Utilizar a IA para vias de pesquisa e fazer com que o aluno escreva o que aprendeu de forma crítica pode ser uma alternativa para estimular o questionamento sobre a enxurrada de informações recebidas diariamente por meio da internet e outras ferramentas tecnológicas. Porém, fazer dessa prática uma rotina pode ocasionar danos não apenas no aprendizado, mas na própria maneira do aluno se portar diante do mundo, incentivando o desenvolvimento da superficialidade, que coloca em risco, inclusive, os direitos humanos, a democracia e a convivência pacífica entre pessoas. “Com uma vida cada vez mais rasa, as pessoas se tornam mais manipuláveis”, alerta Fraiman.
Mas há quem acredite, e trabalhe, para que a tecnologia traga bons ventos para a educação. A Enter Tech Edu, empresa focada na formação de jovens para carreiras ligada à tecnologia e à programação, busca orientar para um equilíbrio no uso de ferramentas tecnológicas dentro de sala de aula e acredita que elas podem ser um recurso importante para tornar a aprendizagem mais dinâmica e eficaz. Para o head de Educação da Enter Tech Edu, Amilton Martins, a presença da tecnologia traz benefícios para o ambiente escolar. “Utilizar jogos, simuladores e plataformas digitais geram engajamento dos jovens na educação formal. A fluência digital prepara professores e estudantes para uma nova cultura, onde a sociedade é digital e onde surgem novas carreiras profissionais. Isso faz com que os alunos tenham uma visão de futuro já na escola”, informa.

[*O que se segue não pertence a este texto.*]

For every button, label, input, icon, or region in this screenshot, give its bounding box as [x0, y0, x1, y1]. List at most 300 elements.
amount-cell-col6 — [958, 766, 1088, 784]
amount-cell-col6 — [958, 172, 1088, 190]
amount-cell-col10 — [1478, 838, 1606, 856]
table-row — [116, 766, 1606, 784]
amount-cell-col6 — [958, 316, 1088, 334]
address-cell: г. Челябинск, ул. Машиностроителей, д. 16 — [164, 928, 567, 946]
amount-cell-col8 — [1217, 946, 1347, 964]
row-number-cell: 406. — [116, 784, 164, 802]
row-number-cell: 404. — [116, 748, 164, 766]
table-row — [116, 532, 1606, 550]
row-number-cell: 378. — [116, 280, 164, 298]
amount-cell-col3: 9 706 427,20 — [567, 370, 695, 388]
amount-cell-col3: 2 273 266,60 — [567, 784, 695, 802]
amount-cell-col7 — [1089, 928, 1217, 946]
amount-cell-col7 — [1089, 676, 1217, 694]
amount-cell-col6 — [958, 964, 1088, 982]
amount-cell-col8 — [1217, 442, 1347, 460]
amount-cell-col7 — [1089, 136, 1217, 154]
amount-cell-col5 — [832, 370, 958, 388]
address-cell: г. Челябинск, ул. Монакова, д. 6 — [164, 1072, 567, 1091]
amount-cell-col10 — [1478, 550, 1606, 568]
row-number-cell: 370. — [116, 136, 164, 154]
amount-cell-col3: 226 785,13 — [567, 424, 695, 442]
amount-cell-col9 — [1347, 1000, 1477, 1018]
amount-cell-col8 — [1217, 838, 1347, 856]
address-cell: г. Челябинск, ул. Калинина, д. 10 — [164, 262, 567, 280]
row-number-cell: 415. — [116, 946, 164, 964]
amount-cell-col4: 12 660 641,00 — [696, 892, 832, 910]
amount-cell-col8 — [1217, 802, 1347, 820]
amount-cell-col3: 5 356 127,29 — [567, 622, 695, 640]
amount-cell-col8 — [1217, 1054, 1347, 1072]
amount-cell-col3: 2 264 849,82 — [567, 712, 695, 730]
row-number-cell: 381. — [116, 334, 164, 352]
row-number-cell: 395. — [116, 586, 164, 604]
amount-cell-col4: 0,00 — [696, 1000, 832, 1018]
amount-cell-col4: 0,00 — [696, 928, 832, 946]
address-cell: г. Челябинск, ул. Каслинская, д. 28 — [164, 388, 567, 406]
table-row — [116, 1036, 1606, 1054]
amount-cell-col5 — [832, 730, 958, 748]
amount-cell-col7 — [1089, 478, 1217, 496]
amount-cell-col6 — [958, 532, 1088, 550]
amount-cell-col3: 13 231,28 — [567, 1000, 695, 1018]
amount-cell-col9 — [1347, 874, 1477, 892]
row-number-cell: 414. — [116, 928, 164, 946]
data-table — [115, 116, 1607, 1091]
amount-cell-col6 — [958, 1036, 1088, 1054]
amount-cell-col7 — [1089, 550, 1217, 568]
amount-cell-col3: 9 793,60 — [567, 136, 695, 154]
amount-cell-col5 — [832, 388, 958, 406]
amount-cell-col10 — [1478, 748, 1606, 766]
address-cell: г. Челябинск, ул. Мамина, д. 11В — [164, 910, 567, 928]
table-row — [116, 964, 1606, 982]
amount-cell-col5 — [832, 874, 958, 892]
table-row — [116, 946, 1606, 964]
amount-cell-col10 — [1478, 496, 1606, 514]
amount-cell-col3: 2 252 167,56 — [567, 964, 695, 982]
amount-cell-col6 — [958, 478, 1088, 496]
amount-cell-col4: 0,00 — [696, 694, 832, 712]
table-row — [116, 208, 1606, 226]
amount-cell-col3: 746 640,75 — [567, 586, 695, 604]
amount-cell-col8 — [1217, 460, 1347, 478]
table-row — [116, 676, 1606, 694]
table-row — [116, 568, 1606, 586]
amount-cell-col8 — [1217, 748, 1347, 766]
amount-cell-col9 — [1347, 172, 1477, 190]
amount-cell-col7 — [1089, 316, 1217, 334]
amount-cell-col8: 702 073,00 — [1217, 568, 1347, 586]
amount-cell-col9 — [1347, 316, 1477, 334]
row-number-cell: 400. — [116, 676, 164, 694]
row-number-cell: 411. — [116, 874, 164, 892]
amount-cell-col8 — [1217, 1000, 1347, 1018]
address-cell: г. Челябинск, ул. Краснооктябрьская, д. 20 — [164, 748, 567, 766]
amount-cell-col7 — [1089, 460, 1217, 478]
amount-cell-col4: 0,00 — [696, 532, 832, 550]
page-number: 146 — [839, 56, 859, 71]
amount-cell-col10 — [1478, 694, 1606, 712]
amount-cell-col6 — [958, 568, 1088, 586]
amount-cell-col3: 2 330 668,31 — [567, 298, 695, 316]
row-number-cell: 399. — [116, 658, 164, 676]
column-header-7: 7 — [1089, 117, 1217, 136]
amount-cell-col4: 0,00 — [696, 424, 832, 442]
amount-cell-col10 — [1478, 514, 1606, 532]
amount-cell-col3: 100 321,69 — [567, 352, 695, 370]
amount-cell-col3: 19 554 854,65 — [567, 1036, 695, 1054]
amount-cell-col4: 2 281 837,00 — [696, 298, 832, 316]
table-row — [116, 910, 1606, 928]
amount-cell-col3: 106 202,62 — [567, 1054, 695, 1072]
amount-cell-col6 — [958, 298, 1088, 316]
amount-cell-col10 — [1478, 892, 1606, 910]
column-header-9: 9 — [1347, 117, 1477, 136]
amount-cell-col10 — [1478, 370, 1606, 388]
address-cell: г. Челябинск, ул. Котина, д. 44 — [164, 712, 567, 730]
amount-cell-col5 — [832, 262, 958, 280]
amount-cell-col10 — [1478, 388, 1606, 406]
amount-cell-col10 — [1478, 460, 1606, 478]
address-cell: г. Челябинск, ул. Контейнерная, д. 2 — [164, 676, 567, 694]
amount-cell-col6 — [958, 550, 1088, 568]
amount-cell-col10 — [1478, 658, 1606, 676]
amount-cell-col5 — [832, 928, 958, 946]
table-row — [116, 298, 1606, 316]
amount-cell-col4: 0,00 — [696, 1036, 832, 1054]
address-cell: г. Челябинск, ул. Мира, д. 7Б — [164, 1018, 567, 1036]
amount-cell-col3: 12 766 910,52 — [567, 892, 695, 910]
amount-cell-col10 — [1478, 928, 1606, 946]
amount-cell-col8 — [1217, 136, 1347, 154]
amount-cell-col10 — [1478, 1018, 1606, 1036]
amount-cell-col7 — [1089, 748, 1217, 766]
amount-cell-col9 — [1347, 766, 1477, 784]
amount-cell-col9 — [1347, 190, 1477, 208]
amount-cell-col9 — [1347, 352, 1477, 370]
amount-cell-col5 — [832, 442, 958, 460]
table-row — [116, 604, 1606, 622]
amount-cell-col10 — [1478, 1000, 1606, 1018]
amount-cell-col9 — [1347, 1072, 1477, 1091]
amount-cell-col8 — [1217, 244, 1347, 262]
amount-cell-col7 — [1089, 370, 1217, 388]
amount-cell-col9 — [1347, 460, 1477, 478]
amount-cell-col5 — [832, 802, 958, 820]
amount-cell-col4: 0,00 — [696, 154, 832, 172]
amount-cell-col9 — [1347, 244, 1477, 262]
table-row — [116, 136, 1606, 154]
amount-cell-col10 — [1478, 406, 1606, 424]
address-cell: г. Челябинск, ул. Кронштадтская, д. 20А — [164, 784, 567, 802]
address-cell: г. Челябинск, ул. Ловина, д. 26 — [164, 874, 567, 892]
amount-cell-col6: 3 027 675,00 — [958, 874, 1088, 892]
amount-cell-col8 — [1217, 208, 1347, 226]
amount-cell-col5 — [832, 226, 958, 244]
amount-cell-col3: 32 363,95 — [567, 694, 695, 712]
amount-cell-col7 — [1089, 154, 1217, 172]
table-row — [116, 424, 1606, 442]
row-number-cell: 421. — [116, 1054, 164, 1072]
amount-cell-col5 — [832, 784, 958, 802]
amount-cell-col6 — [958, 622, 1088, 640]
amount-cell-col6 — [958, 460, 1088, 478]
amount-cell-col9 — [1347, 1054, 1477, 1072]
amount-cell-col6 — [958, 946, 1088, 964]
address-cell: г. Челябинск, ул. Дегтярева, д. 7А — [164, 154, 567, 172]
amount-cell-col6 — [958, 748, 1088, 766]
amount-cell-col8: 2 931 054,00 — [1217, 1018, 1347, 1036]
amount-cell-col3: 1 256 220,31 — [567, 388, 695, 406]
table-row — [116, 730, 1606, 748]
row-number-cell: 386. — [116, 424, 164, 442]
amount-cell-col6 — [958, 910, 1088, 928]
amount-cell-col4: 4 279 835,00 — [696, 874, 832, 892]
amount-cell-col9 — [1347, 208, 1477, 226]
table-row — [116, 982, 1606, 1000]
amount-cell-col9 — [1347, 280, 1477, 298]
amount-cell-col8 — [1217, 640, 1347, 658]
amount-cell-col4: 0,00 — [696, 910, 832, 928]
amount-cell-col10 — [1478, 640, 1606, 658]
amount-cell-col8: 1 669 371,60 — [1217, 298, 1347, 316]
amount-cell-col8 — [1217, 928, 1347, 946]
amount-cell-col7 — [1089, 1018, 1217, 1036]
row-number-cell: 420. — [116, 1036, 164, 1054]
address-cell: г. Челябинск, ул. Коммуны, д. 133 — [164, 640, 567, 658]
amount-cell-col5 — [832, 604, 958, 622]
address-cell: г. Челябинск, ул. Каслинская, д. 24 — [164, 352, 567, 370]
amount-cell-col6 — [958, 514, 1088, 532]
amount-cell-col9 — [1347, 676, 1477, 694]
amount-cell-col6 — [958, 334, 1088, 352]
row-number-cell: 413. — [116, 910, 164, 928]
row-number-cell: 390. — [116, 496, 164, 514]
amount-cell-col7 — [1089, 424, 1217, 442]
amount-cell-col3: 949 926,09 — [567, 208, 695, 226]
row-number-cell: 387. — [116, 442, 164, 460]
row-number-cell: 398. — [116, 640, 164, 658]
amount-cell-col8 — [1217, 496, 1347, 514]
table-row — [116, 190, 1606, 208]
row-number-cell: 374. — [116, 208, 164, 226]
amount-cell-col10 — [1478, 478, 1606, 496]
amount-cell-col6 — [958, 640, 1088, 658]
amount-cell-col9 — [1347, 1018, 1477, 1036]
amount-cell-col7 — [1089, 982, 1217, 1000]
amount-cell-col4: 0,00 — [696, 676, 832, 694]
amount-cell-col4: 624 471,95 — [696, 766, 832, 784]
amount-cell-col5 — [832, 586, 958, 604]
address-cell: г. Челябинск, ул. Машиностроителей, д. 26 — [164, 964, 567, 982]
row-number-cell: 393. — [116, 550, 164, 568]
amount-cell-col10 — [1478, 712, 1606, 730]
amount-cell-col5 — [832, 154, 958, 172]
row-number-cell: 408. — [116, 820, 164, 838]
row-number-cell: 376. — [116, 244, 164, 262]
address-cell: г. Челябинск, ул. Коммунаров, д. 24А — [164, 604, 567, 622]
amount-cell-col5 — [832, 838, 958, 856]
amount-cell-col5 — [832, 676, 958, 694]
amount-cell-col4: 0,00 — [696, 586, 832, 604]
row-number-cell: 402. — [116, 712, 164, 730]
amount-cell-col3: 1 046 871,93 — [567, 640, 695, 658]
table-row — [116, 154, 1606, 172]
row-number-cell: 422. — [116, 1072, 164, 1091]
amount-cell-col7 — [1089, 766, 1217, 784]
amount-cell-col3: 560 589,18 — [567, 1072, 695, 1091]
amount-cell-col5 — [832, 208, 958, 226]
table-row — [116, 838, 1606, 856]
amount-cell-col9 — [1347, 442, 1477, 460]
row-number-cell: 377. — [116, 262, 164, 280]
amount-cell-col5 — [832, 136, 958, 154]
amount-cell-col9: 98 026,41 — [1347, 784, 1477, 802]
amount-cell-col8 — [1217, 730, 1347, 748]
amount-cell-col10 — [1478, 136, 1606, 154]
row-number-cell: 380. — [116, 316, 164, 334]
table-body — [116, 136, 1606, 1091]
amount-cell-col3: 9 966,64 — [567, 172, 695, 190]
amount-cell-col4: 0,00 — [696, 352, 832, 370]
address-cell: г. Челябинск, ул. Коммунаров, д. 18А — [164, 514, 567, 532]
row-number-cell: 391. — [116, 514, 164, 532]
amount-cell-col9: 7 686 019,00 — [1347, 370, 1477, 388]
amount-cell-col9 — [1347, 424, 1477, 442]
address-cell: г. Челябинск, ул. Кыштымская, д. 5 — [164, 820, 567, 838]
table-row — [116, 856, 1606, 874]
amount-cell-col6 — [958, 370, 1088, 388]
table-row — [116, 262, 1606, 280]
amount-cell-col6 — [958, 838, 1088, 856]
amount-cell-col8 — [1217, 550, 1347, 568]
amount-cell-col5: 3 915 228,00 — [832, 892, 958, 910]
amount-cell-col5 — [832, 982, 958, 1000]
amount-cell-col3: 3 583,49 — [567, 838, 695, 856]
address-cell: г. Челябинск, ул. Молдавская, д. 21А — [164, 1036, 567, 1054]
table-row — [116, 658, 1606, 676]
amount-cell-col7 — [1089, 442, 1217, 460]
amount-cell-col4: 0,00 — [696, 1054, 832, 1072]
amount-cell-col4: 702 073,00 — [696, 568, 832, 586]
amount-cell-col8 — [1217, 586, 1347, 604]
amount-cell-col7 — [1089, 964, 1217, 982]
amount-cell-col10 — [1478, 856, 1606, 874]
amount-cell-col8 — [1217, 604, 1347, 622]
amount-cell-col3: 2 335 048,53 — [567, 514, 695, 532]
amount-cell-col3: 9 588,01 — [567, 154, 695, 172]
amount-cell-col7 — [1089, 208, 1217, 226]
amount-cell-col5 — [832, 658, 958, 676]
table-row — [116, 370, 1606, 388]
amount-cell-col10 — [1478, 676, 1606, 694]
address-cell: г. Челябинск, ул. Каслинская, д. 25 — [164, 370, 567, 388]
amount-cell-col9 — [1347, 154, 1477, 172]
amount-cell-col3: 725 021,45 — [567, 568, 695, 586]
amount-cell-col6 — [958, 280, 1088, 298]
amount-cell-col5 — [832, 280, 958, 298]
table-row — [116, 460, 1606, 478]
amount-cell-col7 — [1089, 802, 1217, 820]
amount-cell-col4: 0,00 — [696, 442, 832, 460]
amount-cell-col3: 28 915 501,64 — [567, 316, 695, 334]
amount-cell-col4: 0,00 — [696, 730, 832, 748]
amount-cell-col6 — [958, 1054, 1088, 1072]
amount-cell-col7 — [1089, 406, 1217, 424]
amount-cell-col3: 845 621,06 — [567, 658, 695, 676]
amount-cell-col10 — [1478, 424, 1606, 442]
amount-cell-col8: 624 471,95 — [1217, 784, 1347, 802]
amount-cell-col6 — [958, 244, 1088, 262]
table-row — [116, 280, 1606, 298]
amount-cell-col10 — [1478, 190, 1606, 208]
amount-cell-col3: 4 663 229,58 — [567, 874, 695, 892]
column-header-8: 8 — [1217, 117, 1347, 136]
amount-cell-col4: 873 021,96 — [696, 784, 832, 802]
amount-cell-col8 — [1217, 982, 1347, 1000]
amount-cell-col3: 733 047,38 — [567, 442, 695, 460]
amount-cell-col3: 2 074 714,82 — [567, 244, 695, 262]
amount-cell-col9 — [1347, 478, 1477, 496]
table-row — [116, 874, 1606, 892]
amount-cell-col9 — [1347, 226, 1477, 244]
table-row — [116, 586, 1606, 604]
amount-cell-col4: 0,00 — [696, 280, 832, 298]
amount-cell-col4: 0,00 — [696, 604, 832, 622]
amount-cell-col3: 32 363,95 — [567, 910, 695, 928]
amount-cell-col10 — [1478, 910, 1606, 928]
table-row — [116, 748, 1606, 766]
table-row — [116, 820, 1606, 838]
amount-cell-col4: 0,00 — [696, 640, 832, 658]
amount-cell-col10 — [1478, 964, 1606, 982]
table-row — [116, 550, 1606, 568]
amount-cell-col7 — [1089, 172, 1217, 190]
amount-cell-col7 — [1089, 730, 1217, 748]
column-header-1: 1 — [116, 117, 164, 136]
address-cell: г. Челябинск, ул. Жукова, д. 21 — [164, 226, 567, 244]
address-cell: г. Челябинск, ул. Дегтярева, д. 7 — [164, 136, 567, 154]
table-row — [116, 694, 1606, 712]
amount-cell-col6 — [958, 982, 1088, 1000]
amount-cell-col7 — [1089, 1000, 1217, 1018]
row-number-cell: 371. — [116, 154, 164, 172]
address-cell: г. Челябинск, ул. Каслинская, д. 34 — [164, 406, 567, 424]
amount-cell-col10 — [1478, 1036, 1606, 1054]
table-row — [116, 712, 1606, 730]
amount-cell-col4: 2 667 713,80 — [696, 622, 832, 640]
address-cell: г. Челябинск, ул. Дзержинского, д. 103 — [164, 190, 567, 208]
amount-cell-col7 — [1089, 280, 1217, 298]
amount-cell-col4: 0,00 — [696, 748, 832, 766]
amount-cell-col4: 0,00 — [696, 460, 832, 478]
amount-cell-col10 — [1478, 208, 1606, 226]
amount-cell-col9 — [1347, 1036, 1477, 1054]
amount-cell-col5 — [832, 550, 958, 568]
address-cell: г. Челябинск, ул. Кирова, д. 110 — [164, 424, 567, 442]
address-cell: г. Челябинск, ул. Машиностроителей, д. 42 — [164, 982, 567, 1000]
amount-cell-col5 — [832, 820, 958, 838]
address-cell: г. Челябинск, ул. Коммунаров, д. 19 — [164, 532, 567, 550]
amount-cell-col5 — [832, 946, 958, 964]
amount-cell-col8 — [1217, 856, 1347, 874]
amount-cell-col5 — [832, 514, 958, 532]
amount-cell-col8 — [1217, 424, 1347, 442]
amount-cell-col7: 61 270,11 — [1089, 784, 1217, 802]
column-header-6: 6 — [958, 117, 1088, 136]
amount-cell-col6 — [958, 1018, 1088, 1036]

Os novos tempos modificaram a forma de ensinar e aprender, mas ainda cabe aos professores a tarefa de atuarem como mediadores das tecnologias entre os jovens estudantes. Martins ressalta a importância da intencionalidade pedagógica, ou seja, o uso de materiais tecnológicos em sala de aula deve ter um propósito e não funcionar apenas de uma forma lúdica. “É preciso ter uma funcionalidade, que o aluno aprenda alguma coisa nova no final do dia. Utilizada com uma finalidade clara, a tecnologia é uma ferramenta muito poderosa. Na vida, ela deve ser usada com muito equilíbrio. Brincar com massinha, subir em árvores e ter atividades ‘analógicas’ é parte da educação integral, para a mente, para o corpo e para a espiritualidade, tornando os estudantes um cidadão do mundo e também do mundo digital”, finaliza.